Best Practices - GPUs on Pinnacles
This guide provides an overview of the GPU resources available on the Pinnacles cluster at UC Merced. GPUs offer accelerated performance for machine learning, scientific computing, and data-intensive workloads.
Accessing and Running GPU Jobs
GPU usage on Pinnacles has been extremely high recently.
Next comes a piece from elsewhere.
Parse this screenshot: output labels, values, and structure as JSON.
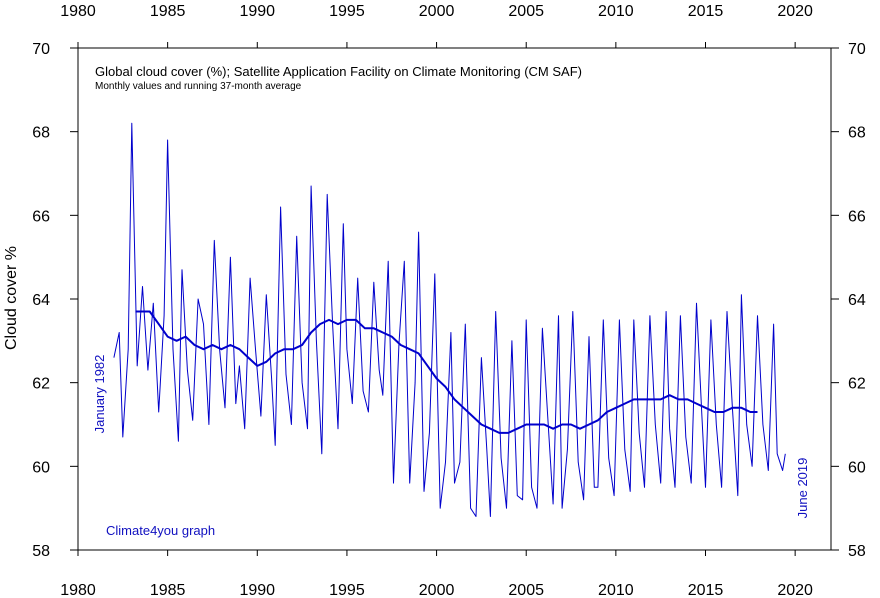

To ensure fair access and maximize resource efficiency, please only request the amount of GPU resources you actually need.
Please be aware that CIRT may terminate GPU jobs that are significantly underutilizing or not actively using the GPUs, in order to free resources for other users.
GPU Allocation
Users must request GPU resources explicitly in their job submissions using the appropriate Slurm directives.
Submission Guidelines
Below are some example directives that may be used when preparing Slurm Job Scripts or Interactive Sessions.
| Directive | Purpose |
|---|---|
| --gres=gpu:N | Specify to Slurm you will require use of GPU and how many (1 or 2). |
| Optional Directives Below | May be used as another layer of control/optimization |
--constraint=<feature> | Specify which GPU type (A100, L40s, etc), useful when running on test partition |
--cpus-per-gpu=<N> | Reserve N CPU Threads per GPU |
--gpus-per-node=<N> | Specify how many GPUs per node |
--mem-per-gpu=N | N (GB/MB) RAM to be proportioned per GPU |
For some general Slurm directives and submission scripts, please see here
GPU Types
GPU Comparison Table
| GPU | Technical Notes | Best Use Cases |
|---|---|---|
| A100 | High Precision (FP64) | Data/Computational Intensive workloads that require higher numerical precision |
| L40s | Lower Precision (FP32), | Machine learning/deep learning training, AI Workloads |
Harnessing GPUs for Machine Learning
Key Considerations
- Framework Selection: Choose GPU-optimized frameworks that leverage CUDA
- Batch Sizing: Balance between GPU memory limits and training efficiency
Resource Planning
- Estimate GPU memory requirements based on model architecture.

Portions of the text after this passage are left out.